Vor sieben Monaten wurde Omars rechtes Bein von einem .50-Kaliber-Geschoss zerfetzt—einer Patrone, die Beton und eine 2,5 Zentimeter dicke Stahlplatte durchdringen kann. Er ist ein gutaussehender 19-jähriger, dessen Gang wieder so stark und zielstrebig ist, dass man fast nicht erkennt, was er durchgemacht hat. Omar hat Informatik studiert, will aber in ein paar Tagen an die Fronten des Krieges zurückzukehren. „Ich werde Scharfschütze sein“, sagt er. Es ist schwer verständlich, was einen verstümmelten Teenager dazu bewegt, sein Leben nach so einem knappen Davonkommen erneut aufs Spiel zu setzen. Doch die Syrer sind nicht dumm—sie wissen, dass sie von der Welt ignoriert werden und ihnen niemand beistehen wird, wenn sie nicht weiterkämpfen. „Ich werde die Familien und die Religion gegen Bashar al-Assad verteidigen“, sagt er mit Überzeugung. Wir fragen al-Masri, ob es normal ist, dass seine Patienten erneut in den Krieg ziehen. Er sagt, dass er keine politischen Fragen stellt, dass aber nur die Hälfte seiner Patienten Männer sind. Der Rest seien Frauen und Kinder. Es gäbe so viele schwerverletzte Frauen, dass in Reyhanlı ein eigenes Rehabilitationszentrum nur für Frauen eingerichtet wurde.

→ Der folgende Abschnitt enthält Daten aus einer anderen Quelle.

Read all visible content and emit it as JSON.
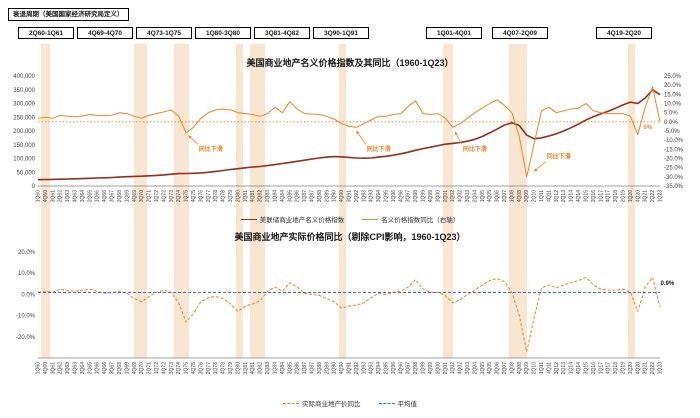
{
  "header": {
    "recession_label": "衰退周期（美国国家经济研究局定义）",
    "periods": [
      "2Q60-1Q61",
      "4Q69-4Q70",
      "4Q73-1Q75",
      "1Q80-3Q80",
      "3Q81-4Q82",
      "3Q90-1Q91",
      "1Q01-4Q01",
      "4Q07-2Q09",
      "4Q19-2Q20"
    ]
  },
  "colors": {
    "index_line": "#8B3220",
    "yoy_line": "#E8872B",
    "avg_line": "#4472C4",
    "band": "#F8E6D2",
    "text_dark": "#1a1a1a"
  },
  "chart_data": [
    {
      "type": "line",
      "title": "美国商业地产名义价格指数及其同比（1960-1Q23）",
      "legend_position": "bottom",
      "x_labels": [
        "1Q60",
        "4Q60",
        "3Q61",
        "2Q62",
        "1Q63",
        "4Q63",
        "3Q64",
        "2Q65",
        "1Q66",
        "4Q66",
        "3Q67",
        "2Q68",
        "1Q69",
        "4Q69",
        "3Q70",
        "2Q71",
        "1Q72",
        "4Q72",
        "3Q73",
        "2Q74",
        "1Q75",
        "4Q75",
        "3Q76",
        "2Q77",
        "1Q78",
        "4Q78",
        "3Q79",
        "2Q80",
        "1Q81",
        "4Q81",
        "3Q82",
        "2Q83",
        "1Q84",
        "4Q84",
        "3Q85",
        "2Q86",
        "1Q87",
        "4Q87",
        "3Q88",
        "2Q89",
        "1Q90",
        "4Q90",
        "3Q91",
        "2Q92",
        "1Q93",
        "4Q93",
        "3Q94",
        "2Q95",
        "1Q96",
        "4Q96",
        "3Q97",
        "2Q98",
        "1Q99",
        "4Q99",
        "3Q00",
        "2Q01",
        "1Q02",
        "4Q02",
        "3Q03",
        "2Q04",
        "1Q05",
        "4Q05",
        "3Q06",
        "2Q07",
        "1Q08",
        "4Q08",
        "3Q09",
        "2Q10",
        "1Q11",
        "4Q11",
        "3Q12",
        "2Q13",
        "1Q14",
        "4Q14",
        "3Q15",
        "2Q16",
        "1Q17",
        "4Q17",
        "3Q18",
        "2Q19",
        "1Q20",
        "4Q20",
        "3Q21",
        "2Q22",
        "1Q23"
      ],
      "left_axis": {
        "min": 0,
        "max": 400000,
        "tick_values": [
          400000,
          350000,
          300000,
          250000,
          200000,
          150000,
          100000,
          50000,
          0
        ],
        "ticks": [
          "400,000",
          "350,000",
          "300,000",
          "250,000",
          "200,000",
          "150,000",
          "100,000",
          "50,000",
          "0"
        ]
      },
      "right_axis": {
        "min": -35,
        "max": 25,
        "tick_values": [
          25,
          20,
          15,
          10,
          5,
          0,
          -5,
          -10,
          -15,
          -20,
          -25,
          -30,
          -35
        ],
        "ticks": [
          "25.0%",
          "20.0%",
          "15.0%",
          "10.0%",
          "5.0%",
          "0.0%",
          "-5.0%",
          "-10.0%",
          "-15.0%",
          "-20.0%",
          "-25.0%",
          "-30.0%",
          "-35.0%"
        ]
      },
      "zero_line": {
        "axis": "right",
        "value": 0,
        "color_key": "yoy_line"
      },
      "series": [
        {
          "name": "美联储商业地产名义价格指数",
          "axis": "left",
          "style": "solid",
          "width": 1.6,
          "color_key": "index_line",
          "values": [
            23000,
            23500,
            24000,
            24800,
            25500,
            26200,
            27000,
            28000,
            29000,
            30000,
            31000,
            32500,
            34000,
            35000,
            35800,
            37000,
            38500,
            40500,
            43000,
            45000,
            45500,
            46000,
            47500,
            50000,
            53000,
            56500,
            60000,
            63000,
            66000,
            69000,
            71000,
            74000,
            78000,
            82000,
            86000,
            90000,
            94000,
            98000,
            102000,
            105000,
            107000,
            106000,
            104000,
            102000,
            101000,
            102000,
            105000,
            108000,
            112000,
            117000,
            123000,
            130000,
            136000,
            141000,
            147000,
            152000,
            155000,
            158000,
            163000,
            170000,
            180000,
            193000,
            207000,
            222000,
            230000,
            220000,
            185000,
            172000,
            175000,
            182000,
            190000,
            200000,
            212000,
            225000,
            240000,
            252000,
            262000,
            272000,
            283000,
            295000,
            305000,
            300000,
            320000,
            350000,
            332000
          ]
        },
        {
          "name": "名义价格指数同比（右轴）",
          "axis": "right",
          "style": "solid",
          "width": 1,
          "color_key": "yoy_line",
          "end_label": {
            "text": "0%",
            "q": 247,
            "v": -4
          },
          "values": [
            2.0,
            2.5,
            2.0,
            3.5,
            3.0,
            2.8,
            3.2,
            4.0,
            3.5,
            3.4,
            3.6,
            5.0,
            4.5,
            3.0,
            2.0,
            3.5,
            4.5,
            5.5,
            6.5,
            3.0,
            -6.0,
            -3.0,
            2.0,
            5.0,
            6.5,
            7.0,
            6.5,
            5.0,
            4.5,
            4.0,
            3.0,
            4.5,
            8.0,
            5.0,
            11.0,
            7.0,
            4.5,
            4.2,
            4.0,
            3.0,
            1.5,
            -1.0,
            -2.5,
            -3.0,
            -1.0,
            1.0,
            3.0,
            3.0,
            4.0,
            4.5,
            8.5,
            11.5,
            4.5,
            4.0,
            4.5,
            2.0,
            -3.0,
            -1.0,
            2.0,
            5.0,
            7.5,
            10.0,
            12.0,
            9.0,
            5.0,
            -8.0,
            -30.0,
            -12.0,
            6.0,
            8.0,
            5.0,
            6.0,
            7.0,
            7.5,
            10.0,
            6.0,
            5.0,
            4.5,
            4.5,
            4.5,
            3.0,
            -7.0,
            8.0,
            19.0,
            0.0
          ]
        }
      ],
      "annotations": [
        {
          "text": "同比下滑",
          "text_q": 70,
          "text_v": -16,
          "point_q": 61,
          "point_v": -7.5
        },
        {
          "text": "同比下滑",
          "text_q": 138,
          "text_v": -16,
          "point_q": 129,
          "point_v": -5
        },
        {
          "text": "同比下滑",
          "text_q": 177,
          "text_v": -16,
          "point_q": 169,
          "point_v": -5.5
        },
        {
          "text": "同比下滑",
          "text_q": 211,
          "text_v": -20,
          "point_q": 201,
          "point_v": -27
        }
      ]
    },
    {
      "type": "line",
      "title": "美国商业地产实际价格同比（剔除CPI影响，1960-1Q23）",
      "legend_position": "bottom",
      "x_labels_same_as": 0,
      "y_axis": {
        "min": -30,
        "max": 20,
        "tick_values": [
          20,
          10,
          0,
          -10,
          -20
        ],
        "ticks": [
          "20.0%",
          "10.0%",
          "0.0%",
          "-10.0%",
          "-20.0%"
        ]
      },
      "series": [
        {
          "name": "实际商业地产价同比",
          "style": "dashed",
          "width": 1,
          "color_key": "yoy_line",
          "values": [
            1.0,
            1.5,
            1.0,
            2.5,
            1.8,
            1.5,
            2.0,
            2.5,
            1.5,
            0.5,
            0.8,
            1.5,
            0.5,
            -2.0,
            -3.5,
            -1.0,
            1.0,
            2.0,
            1.0,
            -4.0,
            -13.0,
            -9.0,
            -3.5,
            -1.5,
            -1.0,
            -2.0,
            -4.5,
            -8.0,
            -5.5,
            -4.5,
            -3.0,
            1.5,
            3.5,
            1.5,
            5.5,
            3.5,
            0.5,
            0.0,
            -0.5,
            -2.0,
            -3.5,
            -6.5,
            -5.5,
            -5.0,
            -4.0,
            -1.5,
            0.5,
            0.0,
            1.0,
            1.5,
            3.5,
            7.0,
            2.5,
            1.0,
            1.0,
            -0.5,
            -4.0,
            -2.5,
            0.0,
            2.0,
            4.5,
            6.5,
            7.5,
            6.0,
            1.0,
            -10.0,
            -27.0,
            -11.0,
            3.0,
            4.5,
            3.0,
            4.5,
            5.5,
            6.5,
            8.0,
            4.5,
            2.5,
            2.0,
            2.0,
            2.5,
            1.0,
            -8.0,
            3.5,
            8.0,
            -6.0
          ]
        },
        {
          "name": "平均值",
          "style": "dashed",
          "width": 1,
          "color_key": "avg_line",
          "value": 0.9
        }
      ],
      "annotations": [
        {
          "text": "0.9%",
          "text_q": 255,
          "text_v": 4.5,
          "color_key": "text_dark"
        }
      ]
    }
  ]
}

Wir fuhren am Frauenzentrum vorbei und trafen eine der verletzten jungen Frauen: Noor. Sie sieht aus wie eine erwachsene syrische Frau, ist aber erst 14. Aus ihrer ersten Prothese ist sie bereits herausgewachsen. Jetzt ist sie da, um eine neue zu bekommen. Noor hat aufgrund ihrer Verletzungen ein Jahr in der Schule verpasst, aber sie träumt davon, zu studieren und Ärztin zu werden. „Ich habe zwei Emotionen: Trauer und Wut auf das syrische Regime“, sagt al-Masri. „Diese Unterschenkel bekommt man nicht wieder. Diese [Prothesen] helfen nur beim Leben.“ Da der Krieg noch immer festgefahren ist und das Regime mit willkürlichen Massenbombardierungen fortfährt, werden zweifellos noch mehr Patienten zu al-Masri finden. Al-Masri und sein Team scheinen den belastbaren jungen Menschen, die durch die provisorische Prothesenklinik humpeln, zumindest den Funken eines normalen Lebens zu bieten.